Part of the reason why Tienne and Andreas joined the Sun Life Walk to Cure Diabetes is to help educate others who don’t have personal experience with T1D on how much a life and family is changed by a diagnosis, and why funding the research towards cures is so important.
“Leia (or any person with T1D) needs to check her blood glucose level at least 4-5 times a day (before every meal, at bedtime, whenever there are symptoms of a low/high) through finger pokes drawing blood that then gets applied to a glucometer. We did this process for the first few months after diagnosis and often checked her at night as well (midnight and 3am) by doing extra finger pokes to catch a low that might happen overnight and would otherwise go unnoticed. Lots of sleepless nights for us at the beginning and lots of sugar tablets and snacks in the middle of the night for Leia to get her blood glucose back to a safe range,” they explain.
“Now we use a CGM (continuous glucose monitor) which is a sensor that Leia wears on her abdomen 24 hours a day. It allows us to monitor her blood sugar remotely even while she is at school. It will also send us alarms on our phones, so we only need to wake her at night when her low blood glucose alarm goes off.
Still – before each meal, we need to calculate the amount of carbohydrates that Leia will eat and give her insulin shots to match the carbs in her food. That’s 4-5 shots a day and sometimes even more, especially during growth spurts or when she has a cold. There were times where we had to give her 2-3 extra shots at night to correct unexpected high blood glucose levels. It’s a constant balancing act.

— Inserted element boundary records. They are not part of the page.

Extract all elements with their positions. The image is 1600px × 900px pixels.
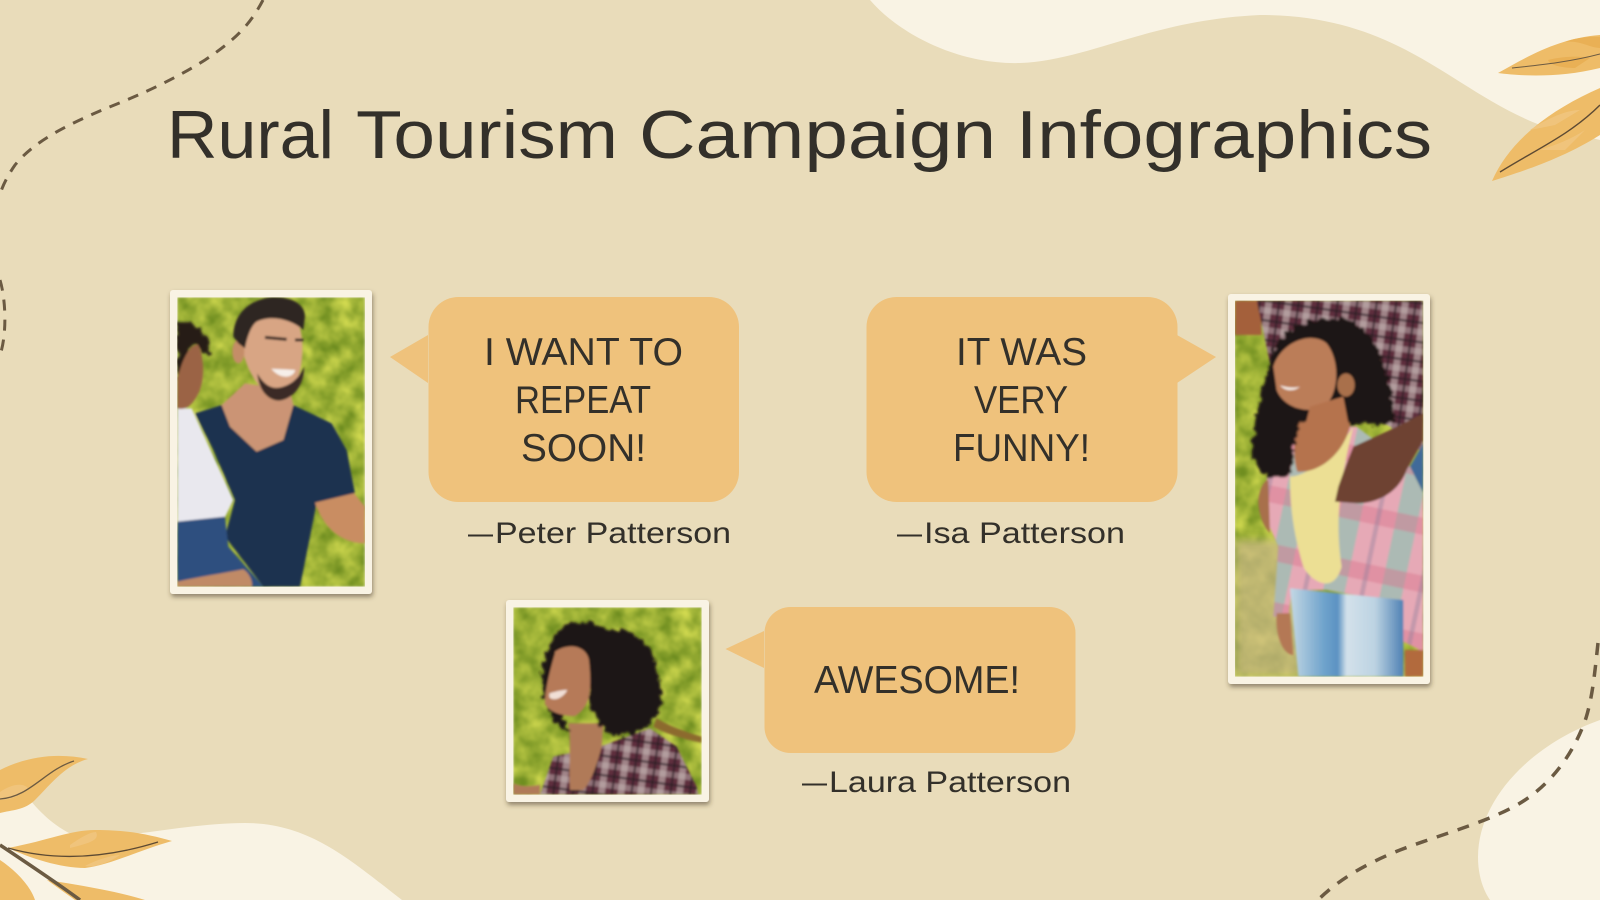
photo: man carrying child xyxy=(170,290,372,594)
speech bubble: Peter xyxy=(390,297,739,502)
quote text: it was very funny: VERY xyxy=(974,379,1068,422)
quote text: I want to repeat soon: I WANT TO xyxy=(484,331,683,374)
attribution: Isa Patterson: Isa Patterson xyxy=(924,517,1125,550)
title: Tourism xyxy=(356,97,618,173)
quote text: awesome: AWESOME! xyxy=(814,659,1020,702)
attribution: Laura Patterson: Laura Patterson xyxy=(829,766,1071,799)
icon: leaves bottom left xyxy=(0,756,172,900)
decoration: top right cream blob xyxy=(870,0,1600,140)
speech bubble: Isa xyxy=(866,297,1216,502)
decoration: dashed arc left xyxy=(0,280,5,355)
decoration: bottom left cream blob xyxy=(0,770,402,900)
attribution: Isa Patterson: — xyxy=(897,517,922,550)
photo: woman with curly hair xyxy=(506,600,709,802)
title: Rural xyxy=(167,97,334,173)
photo: girl looking up xyxy=(1228,294,1430,684)
title: Campaign xyxy=(639,97,996,173)
decoration: dashed line top left xyxy=(0,0,263,194)
attribution: Laura Patterson: — xyxy=(802,766,827,799)
decoration: bottom right cream blob xyxy=(1478,720,1600,900)
attribution: Peter Patterson: Peter Patterson xyxy=(495,517,731,550)
quote text: it was very funny: FUNNY! xyxy=(953,427,1090,470)
quote text: it was very funny: IT WAS xyxy=(956,331,1087,374)
quote text: I want to repeat soon: SOON! xyxy=(521,427,646,470)
icon: leaves top right xyxy=(1492,35,1600,181)
quote text: I want to repeat soon: REPEAT xyxy=(515,379,651,422)
speech bubble: Laura xyxy=(726,607,1076,753)
title xyxy=(167,97,1432,173)
attribution: Peter Patterson: — xyxy=(468,517,493,550)
quote text: it was very funny xyxy=(953,331,1090,470)
quote text: I want to repeat soon xyxy=(484,331,683,470)
title: Infographics xyxy=(1016,97,1432,173)
decoration: dashed line bottom right xyxy=(1318,643,1598,900)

And there are no breaks, no days off,” they continue.
The family recently did the TrialNet screening to see if there was a genetic component to Leia’s T1D. They were especially worried about their younger son Rudi, as having one child with T1D elevates the risk for siblings to develop the disease as well.
“It’s a big relief to have this screening available as there were several times since Leia’s diagnosis where we were worried or paranoid about Rudi developing T1D and we did finger pokes on him too,” says Andreas.
TrialNet screens for specific autoantibodies in the blood that make a T1D diagnosis more likely. Fortunately, at the time of screening, all the family’s tests came back negative for these autoantibodies. Research shows that while first-degree family members of T1D are at an elevated risk of developing T1D, like with Leia – around 85-90% of newly diagnosed cases do not have a direct family connection.
It’s been a tumultuous year of learning to adapt to the ‘new normal’ that comes after a T1D diagnosis in a family, but the Schaubs have already made a commitment to giving back and helping the other families who will come after them on this journey with T1D.
Team Leia’s Unicorns has set an ambitious goal of raising $40,000 for type 1 diabetes research, and the family is confident they will reach it.
“We are walking and fundraising with the hope that one day, there will be a cure – not just for Leia – but for every child and every family affected by type 1 diagnosis. JDRF has been with us from day one and has helped us stay positive throughout our journey,” say Tienne and Andreas. They encourage everyone to please support them and the Walk and help to turn type one into type none.